Cette année, le porte-parole du festival, Corneille, jeune Rwandais installé à Montréal depuis six ans et nouvelle star francophone du r’n’b, le groupe d’origine tchadienne H’Sao – composé de six frères et sœurs – et la formation afro-caraïbéo-québecoise Dibondoko ont remporté les faveurs du public. Un public très mélangé – contrairement aux Etats-Unis, les couples mixtes sont légions à Montréal ! – familial et ouvert, qui reflète bien l’atmosphère paisible et cosmopolite de la ville.
Par son histoire et sa position géographique, Montréal est devenu un étonnant carrefour où se rencontrent l’Europe, l’Amérique, l’Asie et l’Afrique. Depuis quelques années, la ville a décidé de valoriser cette diversité culturelle. Grâce au soutien public et privé dont bénéficie le festival, Nuits d’Afrique est ainsi devenu un rendez-vous musical majeur. Mais l’équipe, une poignée de fidèles passionnés, n’entend pas s’arrêter là.
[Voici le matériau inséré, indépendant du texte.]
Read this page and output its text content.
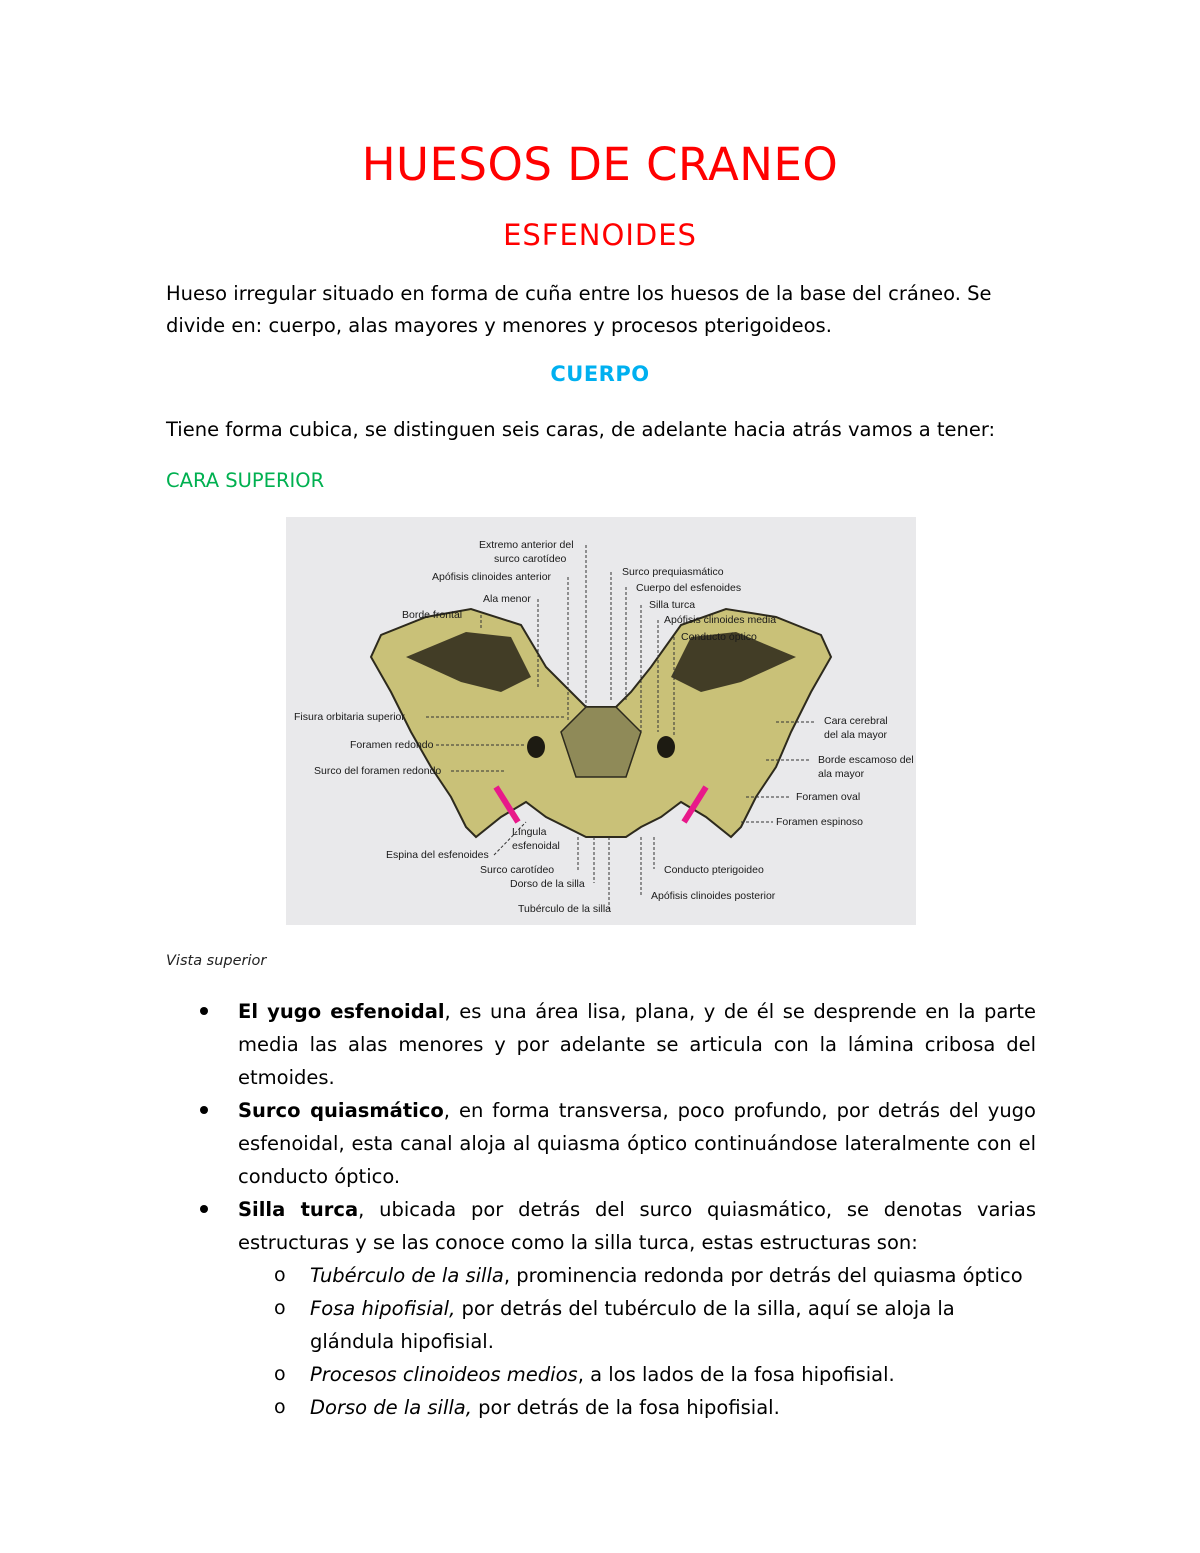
HUESOS DE CRANEO
ESFENOIDES
Hueso irregular situado en forma de cuña entre los huesos de la base del cráneo. Se divide en: cuerpo, alas mayores y menores y procesos pterigoideos.
CUERPO
Tiene forma cubica, se distinguen seis caras, de adelante hacia atrás vamos a tener:
CARA SUPERIOR
Extremo anterior del
surco carotídeo
Apófisis clinoides anterior
Ala menor
Borde frontal
Fisura orbitaria superior
Foramen redondo
Surco del foramen redondo
Língula
esfenoidal
Espina del esfenoides
Surco carotídeo
Dorso de la silla
Tubérculo de la silla
Surco prequiasmático
Cuerpo del esfenoides
Silla turca
Apófisis clinoides media
Conducto óptico
Cara cerebral
del ala mayor
Borde escamoso del
ala mayor
Foramen oval
Foramen espinoso
Conducto pterigoideo
Apófisis clinoides posterior
Vista superior
El yugo esfenoidal, es una área lisa, plana, y de él se desprende en la parte media las alas menores y por adelante se articula con la lámina cribosa del etmoides.
Surco quiasmático, en forma transversa, poco profundo, por detrás del yugo esfenoidal, esta canal aloja al quiasma óptico continuándose lateralmente con el conducto óptico.
Silla turca, ubicada por detrás del surco quiasmático, se denotas varias estructuras y se las conoce como la silla turca, estas estructuras son:
o Tubérculo de la silla, prominencia redonda por detrás del quiasma óptico
o Fosa hipofisial, por detrás del tubérculo de la silla, aquí se aloja la glándula hipofisial.
o Procesos clinoideos medios, a los lados de la fosa hipofisial.
o Dorso de la silla, por detrás de la fosa hipofisial.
Par-delà cette reconnaissance locale, elle souhaite désormais étendre la renommée du festival à l’Europe et l’Afrique, établir des partenariats avec d’autres festivals, développer ses activités tout au long de l’année. En attendant, elle a créé le label Nuits d’Afrique qui distribue les disques de plusieurs artistes au Canada (Tiken Jah Fakoly, Beethova Obas…). La soixantaine grisonnante et le sourire au lèvres, Lamine Touré peut se féliciter. Nuits d’Afrique est une success story qui dure.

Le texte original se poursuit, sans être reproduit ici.